Antidepressants have side effects, such as insomnia and less sexual desire, but the risk of side effects isn’t thought to go up for people who take the medications long term.
“Antidepressants in general are very safe for long-term use,” Chou says. “Sometimes not treating is more harmful, so if someone who’s severely depressed or has chronic recurrent depression needs antidepressants for the rest of their life, so be it.”
If you take these meds for years, you might get different or new side effects as you age, Chou says. That might be grounds for switching or talking to your doctor about tapering off the medication to help lower the potential for withdrawal symptoms.
You can take extra steps to make your antidepressant work better for you. Exercise, good sleeping habits, and talk therapy can all help.

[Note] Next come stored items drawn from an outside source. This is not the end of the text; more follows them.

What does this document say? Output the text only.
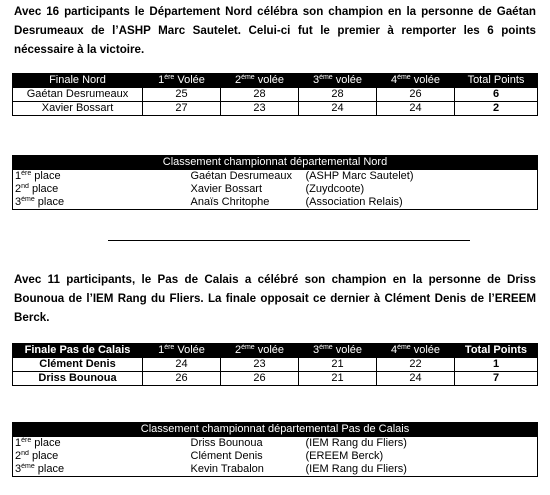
Avec 16 participants le Département Nord célébra son champion en la personne de Gaétan Desrumeaux de l’ASHP Marc Sautelet. Celui-ci fut le premier à remporter les 6 points nécessaire à la victoire.

Finale Nord	1ère Volée	2ème volée	3ème volée	4ème volée	Total Points
Gaétan Desrumeaux	25	28	28	26	6
Xavier Bossart	27	23	24	24	2
Classement championnat départemental Nord		
1ère place	Gaétan Desrumeaux	(ASHP Marc Sautelet)
2nd place	Xavier Bossart	(Zuydcoote)
3ème place	Anaïs Chritophe	(Association Relais)

Avec 11 participants, le Pas de Calais a célébré son champion en la personne de Driss Bounoua de l’IEM Rang du Fliers. La finale opposait ce dernier à Clément Denis de l’EREEM Berck.

Finale Pas de Calais	1ère Volée	2ème volée	3ème volée	4ème volée	Total Points
Clément Denis	24	23	21	22	1
Driss Bounoua	26	26	21	24	7
Classement championnat départemental Pas de Calais		
1ère place	Driss Bounoua	(IEM Rang du Fliers)
2nd place	Clément Denis	(EREEM Berck)
3ème place	Kevin Trabalon	(IEM Rang du Fliers)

Depending on your condition, you may need antipsychotic medication for years, or for life. But some studies suggest that the people who benefit most from these drugs take them for only a few years.
The drugs prevent psychotic symptoms for the first few years, the studies say. But people who stay on them for a lifetime might have about the same risk of a relapse as people who stop after a couple of years. What’s more, people who stop might be more likely to get jobs and keep them. This suggests they are more likely to get back to a normal life after stopping the drugs.

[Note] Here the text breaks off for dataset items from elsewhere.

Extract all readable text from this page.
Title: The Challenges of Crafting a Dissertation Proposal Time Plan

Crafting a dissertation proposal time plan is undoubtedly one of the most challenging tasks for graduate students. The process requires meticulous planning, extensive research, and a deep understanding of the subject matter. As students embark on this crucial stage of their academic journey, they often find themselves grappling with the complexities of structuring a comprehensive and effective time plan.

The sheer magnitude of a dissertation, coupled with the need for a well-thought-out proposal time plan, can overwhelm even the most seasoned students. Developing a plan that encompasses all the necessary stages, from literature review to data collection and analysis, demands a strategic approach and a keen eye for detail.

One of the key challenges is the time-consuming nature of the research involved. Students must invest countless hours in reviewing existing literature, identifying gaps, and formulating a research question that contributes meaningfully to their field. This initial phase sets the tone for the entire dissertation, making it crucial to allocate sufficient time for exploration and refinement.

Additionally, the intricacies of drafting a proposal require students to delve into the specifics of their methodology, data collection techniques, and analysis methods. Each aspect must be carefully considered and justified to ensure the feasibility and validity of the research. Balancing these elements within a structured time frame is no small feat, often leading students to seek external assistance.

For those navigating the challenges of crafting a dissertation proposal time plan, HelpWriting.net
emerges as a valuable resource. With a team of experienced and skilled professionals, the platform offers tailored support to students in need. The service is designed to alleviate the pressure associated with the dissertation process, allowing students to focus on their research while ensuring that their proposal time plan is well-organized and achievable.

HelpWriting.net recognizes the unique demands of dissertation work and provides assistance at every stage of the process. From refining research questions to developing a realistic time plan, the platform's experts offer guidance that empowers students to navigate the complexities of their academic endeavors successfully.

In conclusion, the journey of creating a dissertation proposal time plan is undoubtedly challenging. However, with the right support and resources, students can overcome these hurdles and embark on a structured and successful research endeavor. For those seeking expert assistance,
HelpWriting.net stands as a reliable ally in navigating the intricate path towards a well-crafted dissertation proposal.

Antipsychotics could also cause new side effects as you age. “As you get older, antipsychotics can cause confusion and increase risk of falls,” Chou says. As with antidepressants, doctors recommend that people taper off these drugs rather than suddenly stop.
But you should never stop taking antipsychotic medications without talking to your doctor.
For many people, the potential risks that statins bring do not outweigh the main benefit: prevention of heart disease. For instance, “We may need to reduce your risk or prevent a second heart attack,” Marciniak says.
In rare cases, statins can hurt your liver. You should call your doctor if you are unusually tired, have lost your appetite, or have right upper abdominal discomfort, dark urine, or yellowing of your skin or the whites of your eyes.
Some people who take statins say they had mild memory loss after starting the drug, but researchers say there is not enough evidence to support a connection between the two. Side effects such as muscle pain may also be common.
Statins could also slightly raise your risk for type 2 diabetes, but this doesn’t necessarily mean you should quit the medication.
“If you have a family history, maybe we need to monitor that more closely or try to find some alternatives,” Chou says. Your doctor might want to track your blood sugar after you start the drug.
If you have asthma, this drug is the “rescue” medication you use during attacks. Many people with asthma also need a “controller” medication in addition to their rescue medication to prevent attacks over time.
The risks from albuterol come when you use it for more than just for attacks. If you find you need the medication more and more, you might need a prescription for a controller med or a larger dose of your controller medication.
“Using too much albuterol could make you feel jittery,” Marciniak says. “And it can make you have repeated episodes of not being able to breathe well.”